Maciej Marosz zauważył, że sędzia Tuleya sam z siebie uznał, że "zażalenie posłów opozycji obejmuje zbyt mało punktów i dodał swoje".
- Stwierdził też, że okupowanie mównicy na sali plenarnej było nie "powodem", a "pretekstem" przeniesienia obrad. Tutaj widoczna jest określona retoryka
- dodał Marosz.
Do rozpatrzenia sprawy decyzji o umorzeniu postępowania sędziego Tuleyę wyznaczył sędzia Wojciech Małek. Ten sam, którzy w przeszłości uniewinnił Stanisława Kociołka, słynnego "kata Trójmiasta", od zarzutu przyczynienia się do masakry robotników na Wybrzeżu w grudniu 1970 r. 

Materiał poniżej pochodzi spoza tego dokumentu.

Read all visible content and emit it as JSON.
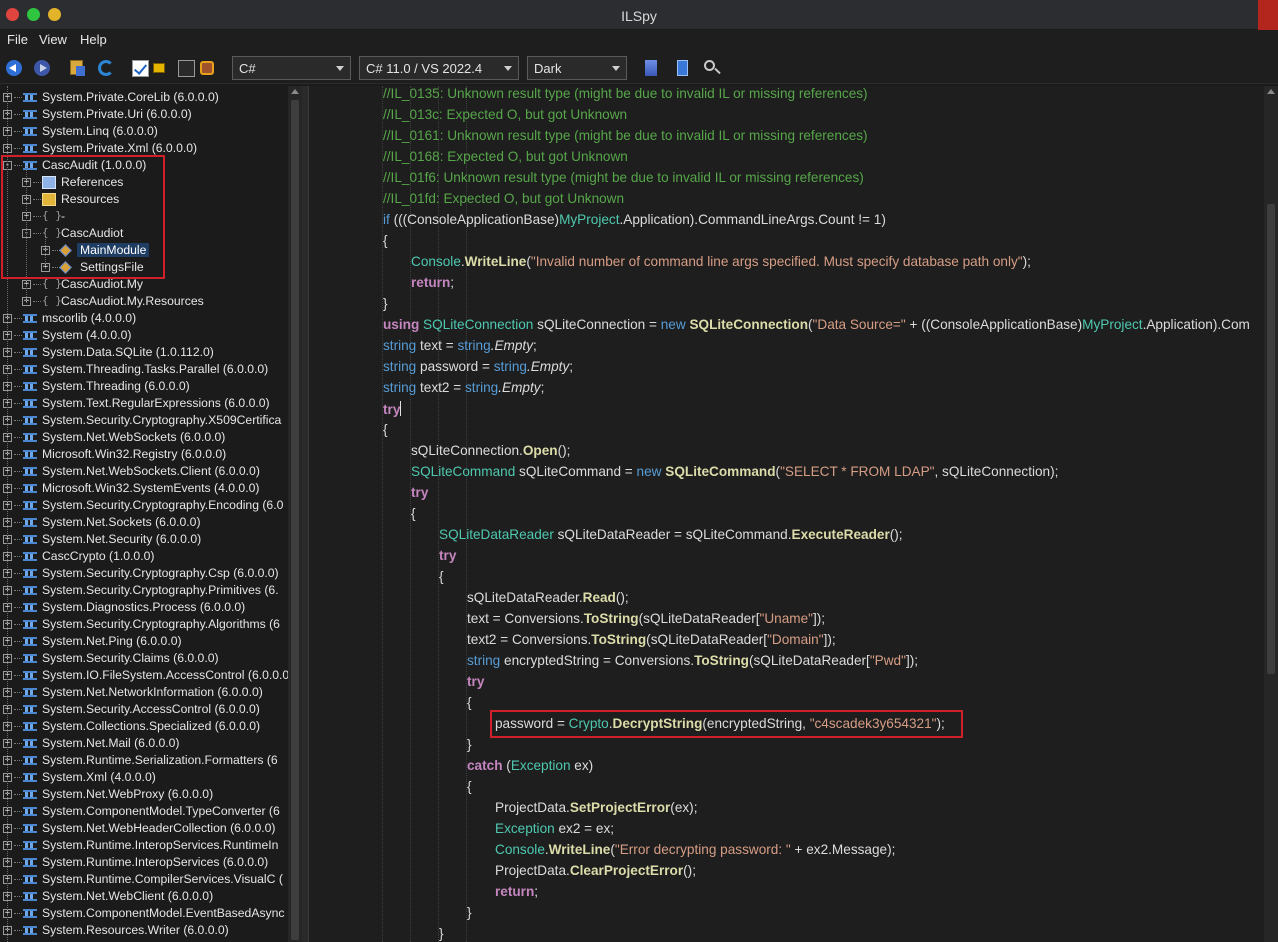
{
  "window": {
    "title": "ILSpy"
  },
  "menu": [
    "File",
    "View",
    "Help"
  ],
  "toolbar": {
    "language": "C#",
    "language_version": "C# 11.0 / VS 2022.4",
    "theme": "Dark",
    "show_public_only_checked": true,
    "icons": [
      "back-icon",
      "forward-icon",
      "open-icon",
      "refresh-icon",
      "checkbox-icon",
      "lock-icon",
      "checkbox-icon",
      "key-icon",
      "sort-icon",
      "document-icon",
      "search-icon"
    ]
  },
  "tree": {
    "selected": "MainModule",
    "rows": [
      {
        "label": "System.Private.CoreLib (6.0.0.0)",
        "depth": 0,
        "icon": "assembly-icon",
        "expander": "+"
      },
      {
        "label": "System.Private.Uri (6.0.0.0)",
        "depth": 0,
        "icon": "assembly-icon",
        "expander": "+"
      },
      {
        "label": "System.Linq (6.0.0.0)",
        "depth": 0,
        "icon": "assembly-icon",
        "expander": "+"
      },
      {
        "label": "System.Private.Xml (6.0.0.0)",
        "depth": 0,
        "icon": "assembly-icon",
        "expander": "+"
      },
      {
        "label": "CascAudit (1.0.0.0)",
        "depth": 0,
        "icon": "assembly-icon",
        "expander": "-"
      },
      {
        "label": "References",
        "depth": 1,
        "icon": "references-icon",
        "expander": "+"
      },
      {
        "label": "Resources",
        "depth": 1,
        "icon": "resources-icon",
        "expander": "+"
      },
      {
        "label": "-",
        "depth": 1,
        "icon": "namespace-icon",
        "expander": "+"
      },
      {
        "label": "CascAudiot",
        "depth": 1,
        "icon": "namespace-icon",
        "expander": "-"
      },
      {
        "label": "MainModule",
        "depth": 2,
        "icon": "class-icon",
        "expander": "+"
      },
      {
        "label": "SettingsFile",
        "depth": 2,
        "icon": "class-icon",
        "expander": "+"
      },
      {
        "label": "CascAudiot.My",
        "depth": 1,
        "icon": "namespace-icon",
        "expander": "+"
      },
      {
        "label": "CascAudiot.My.Resources",
        "depth": 1,
        "icon": "namespace-icon",
        "expander": "+"
      },
      {
        "label": "mscorlib (4.0.0.0)",
        "depth": 0,
        "icon": "assembly-icon",
        "expander": "+"
      },
      {
        "label": "System (4.0.0.0)",
        "depth": 0,
        "icon": "assembly-icon",
        "expander": "+"
      },
      {
        "label": "System.Data.SQLite (1.0.112.0)",
        "depth": 0,
        "icon": "assembly-icon",
        "expander": "+"
      },
      {
        "label": "System.Threading.Tasks.Parallel (6.0.0.0)",
        "depth": 0,
        "icon": "assembly-icon",
        "expander": "+"
      },
      {
        "label": "System.Threading (6.0.0.0)",
        "depth": 0,
        "icon": "assembly-icon",
        "expander": "+"
      },
      {
        "label": "System.Text.RegularExpressions (6.0.0.0)",
        "depth": 0,
        "icon": "assembly-icon",
        "expander": "+"
      },
      {
        "label": "System.Security.Cryptography.X509Certifica",
        "depth": 0,
        "icon": "assembly-icon",
        "expander": "+"
      },
      {
        "label": "System.Net.WebSockets (6.0.0.0)",
        "depth": 0,
        "icon": "assembly-icon",
        "expander": "+"
      },
      {
        "label": "Microsoft.Win32.Registry (6.0.0.0)",
        "depth": 0,
        "icon": "assembly-icon",
        "expander": "+"
      },
      {
        "label": "System.Net.WebSockets.Client (6.0.0.0)",
        "depth": 0,
        "icon": "assembly-icon",
        "expander": "+"
      },
      {
        "label": "Microsoft.Win32.SystemEvents (4.0.0.0)",
        "depth": 0,
        "icon": "assembly-icon",
        "expander": "+"
      },
      {
        "label": "System.Security.Cryptography.Encoding (6.0",
        "depth": 0,
        "icon": "assembly-icon",
        "expander": "+"
      },
      {
        "label": "System.Net.Sockets (6.0.0.0)",
        "depth": 0,
        "icon": "assembly-icon",
        "expander": "+"
      },
      {
        "label": "System.Net.Security (6.0.0.0)",
        "depth": 0,
        "icon": "assembly-icon",
        "expander": "+"
      },
      {
        "label": "CascCrypto (1.0.0.0)",
        "depth": 0,
        "icon": "assembly-icon",
        "expander": "+"
      },
      {
        "label": "System.Security.Cryptography.Csp (6.0.0.0)",
        "depth": 0,
        "icon": "assembly-icon",
        "expander": "+"
      },
      {
        "label": "System.Security.Cryptography.Primitives (6.",
        "depth": 0,
        "icon": "assembly-icon",
        "expander": "+"
      },
      {
        "label": "System.Diagnostics.Process (6.0.0.0)",
        "depth": 0,
        "icon": "assembly-icon",
        "expander": "+"
      },
      {
        "label": "System.Security.Cryptography.Algorithms (6",
        "depth": 0,
        "icon": "assembly-icon",
        "expander": "+"
      },
      {
        "label": "System.Net.Ping (6.0.0.0)",
        "depth": 0,
        "icon": "assembly-icon",
        "expander": "+"
      },
      {
        "label": "System.Security.Claims (6.0.0.0)",
        "depth": 0,
        "icon": "assembly-icon",
        "expander": "+"
      },
      {
        "label": "System.IO.FileSystem.AccessControl (6.0.0.0",
        "depth": 0,
        "icon": "assembly-icon",
        "expander": "+"
      },
      {
        "label": "System.Net.NetworkInformation (6.0.0.0)",
        "depth": 0,
        "icon": "assembly-icon",
        "expander": "+"
      },
      {
        "label": "System.Security.AccessControl (6.0.0.0)",
        "depth": 0,
        "icon": "assembly-icon",
        "expander": "+"
      },
      {
        "label": "System.Collections.Specialized (6.0.0.0)",
        "depth": 0,
        "icon": "assembly-icon",
        "expander": "+"
      },
      {
        "label": "System.Net.Mail (6.0.0.0)",
        "depth": 0,
        "icon": "assembly-icon",
        "expander": "+"
      },
      {
        "label": "System.Runtime.Serialization.Formatters (6",
        "depth": 0,
        "icon": "assembly-icon",
        "expander": "+"
      },
      {
        "label": "System.Xml (4.0.0.0)",
        "depth": 0,
        "icon": "assembly-icon",
        "expander": "+"
      },
      {
        "label": "System.Net.WebProxy (6.0.0.0)",
        "depth": 0,
        "icon": "assembly-icon",
        "expander": "+"
      },
      {
        "label": "System.ComponentModel.TypeConverter (6",
        "depth": 0,
        "icon": "assembly-icon",
        "expander": "+"
      },
      {
        "label": "System.Net.WebHeaderCollection (6.0.0.0)",
        "depth": 0,
        "icon": "assembly-icon",
        "expander": "+"
      },
      {
        "label": "System.Runtime.InteropServices.RuntimeIn",
        "depth": 0,
        "icon": "assembly-icon",
        "expander": "+"
      },
      {
        "label": "System.Runtime.InteropServices (6.0.0.0)",
        "depth": 0,
        "icon": "assembly-icon",
        "expander": "+"
      },
      {
        "label": "System.Runtime.CompilerServices.VisualC (",
        "depth": 0,
        "icon": "assembly-icon",
        "expander": "+"
      },
      {
        "label": "System.Net.WebClient (6.0.0.0)",
        "depth": 0,
        "icon": "assembly-icon",
        "expander": "+"
      },
      {
        "label": "System.ComponentModel.EventBasedAsync",
        "depth": 0,
        "icon": "assembly-icon",
        "expander": "+"
      },
      {
        "label": "System.Resources.Writer (6.0.0.0)",
        "depth": 0,
        "icon": "assembly-icon",
        "expander": "+"
      }
    ]
  },
  "code": {
    "lines": [
      {
        "indent": 0,
        "tokens": [
          [
            "cm",
            "//IL_0135: Unknown result type (might be due to invalid IL or missing references)"
          ]
        ]
      },
      {
        "indent": 0,
        "tokens": [
          [
            "cm",
            "//IL_013c: Expected O, but got Unknown"
          ]
        ]
      },
      {
        "indent": 0,
        "tokens": [
          [
            "cm",
            "//IL_0161: Unknown result type (might be due to invalid IL or missing references)"
          ]
        ]
      },
      {
        "indent": 0,
        "tokens": [
          [
            "cm",
            "//IL_0168: Expected O, but got Unknown"
          ]
        ]
      },
      {
        "indent": 0,
        "tokens": [
          [
            "cm",
            "//IL_01f6: Unknown result type (might be due to invalid IL or missing references)"
          ]
        ]
      },
      {
        "indent": 0,
        "tokens": [
          [
            "cm",
            "//IL_01fd: Expected O, but got Unknown"
          ]
        ]
      },
      {
        "indent": 0,
        "tokens": [
          [
            "kw",
            "if"
          ],
          [
            "",
            " ((("
          ],
          [
            "",
            "ConsoleApplicationBase"
          ],
          [
            "",
            ")"
          ],
          [
            "ty",
            "MyProject"
          ],
          [
            "",
            ".Application).CommandLineArgs.Count != 1)"
          ]
        ]
      },
      {
        "indent": 0,
        "tokens": [
          [
            "",
            "{"
          ]
        ]
      },
      {
        "indent": 1,
        "tokens": [
          [
            "ty",
            "Console"
          ],
          [
            "",
            "."
          ],
          [
            "mt",
            "WriteLine"
          ],
          [
            "",
            "("
          ],
          [
            "st",
            "\"Invalid number of command line args specified. Must specify database path only\""
          ],
          [
            "",
            ");"
          ]
        ]
      },
      {
        "indent": 1,
        "tokens": [
          [
            "kw2",
            "return"
          ],
          [
            "",
            ";"
          ]
        ]
      },
      {
        "indent": 0,
        "tokens": [
          [
            "",
            "}"
          ]
        ]
      },
      {
        "indent": 0,
        "tokens": [
          [
            "kw2",
            "using"
          ],
          [
            "",
            " "
          ],
          [
            "ty",
            "SQLiteConnection"
          ],
          [
            "",
            " sQLiteConnection = "
          ],
          [
            "kw",
            "new"
          ],
          [
            "",
            " "
          ],
          [
            "mt",
            "SQLiteConnection"
          ],
          [
            "",
            "("
          ],
          [
            "st",
            "\"Data Source=\""
          ],
          [
            "",
            " + (("
          ],
          [
            "",
            "ConsoleApplicationBase"
          ],
          [
            "",
            ")"
          ],
          [
            "ty",
            "MyProject"
          ],
          [
            "",
            ".Application).Com"
          ]
        ]
      },
      {
        "indent": 0,
        "tokens": [
          [
            "kw",
            "string"
          ],
          [
            "",
            " text = "
          ],
          [
            "kw",
            "string"
          ],
          [
            "it",
            ".Empty"
          ],
          [
            "",
            ";"
          ]
        ]
      },
      {
        "indent": 0,
        "tokens": [
          [
            "kw",
            "string"
          ],
          [
            "",
            " password = "
          ],
          [
            "kw",
            "string"
          ],
          [
            "it",
            ".Empty"
          ],
          [
            "",
            ";"
          ]
        ]
      },
      {
        "indent": 0,
        "tokens": [
          [
            "kw",
            "string"
          ],
          [
            "",
            " text2 = "
          ],
          [
            "kw",
            "string"
          ],
          [
            "it",
            ".Empty"
          ],
          [
            "",
            ";"
          ]
        ]
      },
      {
        "indent": 0,
        "tokens": [
          [
            "kw2",
            "try"
          ]
        ],
        "caret": true
      },
      {
        "indent": 0,
        "tokens": [
          [
            "",
            "{"
          ]
        ]
      },
      {
        "indent": 1,
        "tokens": [
          [
            "",
            "sQLiteConnection."
          ],
          [
            "mt",
            "Open"
          ],
          [
            "",
            "();"
          ]
        ]
      },
      {
        "indent": 1,
        "tokens": [
          [
            "ty",
            "SQLiteCommand"
          ],
          [
            "",
            " sQLiteCommand = "
          ],
          [
            "kw",
            "new"
          ],
          [
            "",
            " "
          ],
          [
            "mt",
            "SQLiteCommand"
          ],
          [
            "",
            "("
          ],
          [
            "st",
            "\"SELECT * FROM LDAP\""
          ],
          [
            "",
            ", sQLiteConnection);"
          ]
        ]
      },
      {
        "indent": 1,
        "tokens": [
          [
            "kw2",
            "try"
          ]
        ]
      },
      {
        "indent": 1,
        "tokens": [
          [
            "",
            "{"
          ]
        ]
      },
      {
        "indent": 2,
        "tokens": [
          [
            "ty",
            "SQLiteDataReader"
          ],
          [
            "",
            " sQLiteDataReader = sQLiteCommand."
          ],
          [
            "mt",
            "ExecuteReader"
          ],
          [
            "",
            "();"
          ]
        ]
      },
      {
        "indent": 2,
        "tokens": [
          [
            "kw2",
            "try"
          ]
        ]
      },
      {
        "indent": 2,
        "tokens": [
          [
            "",
            "{"
          ]
        ]
      },
      {
        "indent": 3,
        "tokens": [
          [
            "",
            "sQLiteDataReader."
          ],
          [
            "mt",
            "Read"
          ],
          [
            "",
            "();"
          ]
        ]
      },
      {
        "indent": 3,
        "tokens": [
          [
            "",
            "text = Conversions."
          ],
          [
            "mt",
            "ToString"
          ],
          [
            "",
            "(sQLiteDataReader["
          ],
          [
            "st",
            "\"Uname\""
          ],
          [
            "",
            "]);"
          ]
        ]
      },
      {
        "indent": 3,
        "tokens": [
          [
            "",
            "text2 = Conversions."
          ],
          [
            "mt",
            "ToString"
          ],
          [
            "",
            "(sQLiteDataReader["
          ],
          [
            "st",
            "\"Domain\""
          ],
          [
            "",
            "]);"
          ]
        ]
      },
      {
        "indent": 3,
        "tokens": [
          [
            "kw",
            "string"
          ],
          [
            "",
            " encryptedString = Conversions."
          ],
          [
            "mt",
            "ToString"
          ],
          [
            "",
            "(sQLiteDataReader["
          ],
          [
            "st",
            "\"Pwd\""
          ],
          [
            "",
            "]);"
          ]
        ]
      },
      {
        "indent": 3,
        "tokens": [
          [
            "kw2",
            "try"
          ]
        ]
      },
      {
        "indent": 3,
        "tokens": [
          [
            "",
            "{"
          ]
        ]
      },
      {
        "indent": 4,
        "tokens": [
          [
            "",
            "password = "
          ],
          [
            "ty",
            "Crypto"
          ],
          [
            "",
            "."
          ],
          [
            "mt",
            "DecryptString"
          ],
          [
            "",
            "(encryptedString, "
          ],
          [
            "st",
            "\"c4scadek3y654321\""
          ],
          [
            "",
            ");"
          ]
        ]
      },
      {
        "indent": 3,
        "tokens": [
          [
            "",
            "}"
          ]
        ]
      },
      {
        "indent": 3,
        "tokens": [
          [
            "kw2",
            "catch"
          ],
          [
            "",
            " ("
          ],
          [
            "ty",
            "Exception"
          ],
          [
            "",
            " ex)"
          ]
        ]
      },
      {
        "indent": 3,
        "tokens": [
          [
            "",
            "{"
          ]
        ]
      },
      {
        "indent": 4,
        "tokens": [
          [
            "",
            "ProjectData."
          ],
          [
            "mt",
            "SetProjectError"
          ],
          [
            "",
            "(ex);"
          ]
        ]
      },
      {
        "indent": 4,
        "tokens": [
          [
            "ty",
            "Exception"
          ],
          [
            "",
            " ex2 = ex;"
          ]
        ]
      },
      {
        "indent": 4,
        "tokens": [
          [
            "ty",
            "Console"
          ],
          [
            "",
            "."
          ],
          [
            "mt",
            "WriteLine"
          ],
          [
            "",
            "("
          ],
          [
            "st",
            "\"Error decrypting password: \""
          ],
          [
            "",
            " + ex2.Message);"
          ]
        ]
      },
      {
        "indent": 4,
        "tokens": [
          [
            "",
            "ProjectData."
          ],
          [
            "mt",
            "ClearProjectError"
          ],
          [
            "",
            "();"
          ]
        ]
      },
      {
        "indent": 4,
        "tokens": [
          [
            "kw2",
            "return"
          ],
          [
            "",
            ";"
          ]
        ]
      },
      {
        "indent": 3,
        "tokens": [
          [
            "",
            "}"
          ]
        ]
      },
      {
        "indent": 2,
        "tokens": [
          [
            "",
            "}"
          ]
        ]
      }
    ]
  },
  "colors": {
    "comment": "#57a64a",
    "keyword": "#569cd6",
    "control_keyword": "#c586c0",
    "type": "#4ec9b0",
    "method": "#dcdcaa",
    "string": "#d69d85",
    "highlight_box": "#d0212b",
    "selection": "#1f3d63"
  }
}
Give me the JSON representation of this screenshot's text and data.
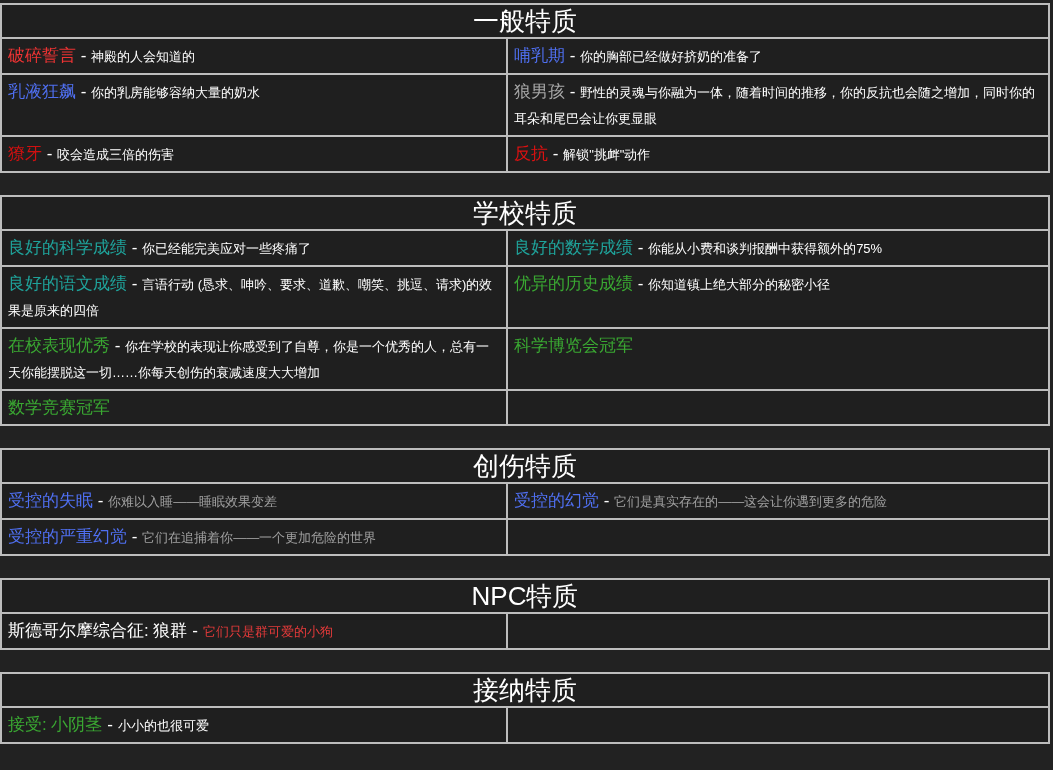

- Ma to wymiar symboliczny, że w kolejną rocznicę Grudnia zapada kolejna decyzja polityczna. Wskazanie sędziego Tuleyi było decyzją polityczną, nie mamy też wątpliwości co do politycznych konotacji Igora Tuleyi. Takie orzeczenie sprawia, że sprawa się nie kończy i to jest sygnał dla totalnej opozycji: "macie w nas oparcie", "będziemy walczyć na froncie sądowym", "wy macie ulicę, my mamy sądy"
- mówiła Dorota Kania.
- Gdyby Igor Tuleya nie chciał, by miało to takie brzemię polityczności, wyłączyłby się ze sprawy, jednak już wcześniej z podobnych spraw się nie wyłączał. Był wskazywany przez Małka do rozpraw lustracyjnych i miał duży wpływ na sprawę pewnej radnej z PO, zaś w innym procesie lustracyjnym chciał uniewinnić ministra z Platformy. I my w tym wszystkim mamy uwierzyć w apolityczność i bezstronność sędziów
- zauważył Maciej Marosz.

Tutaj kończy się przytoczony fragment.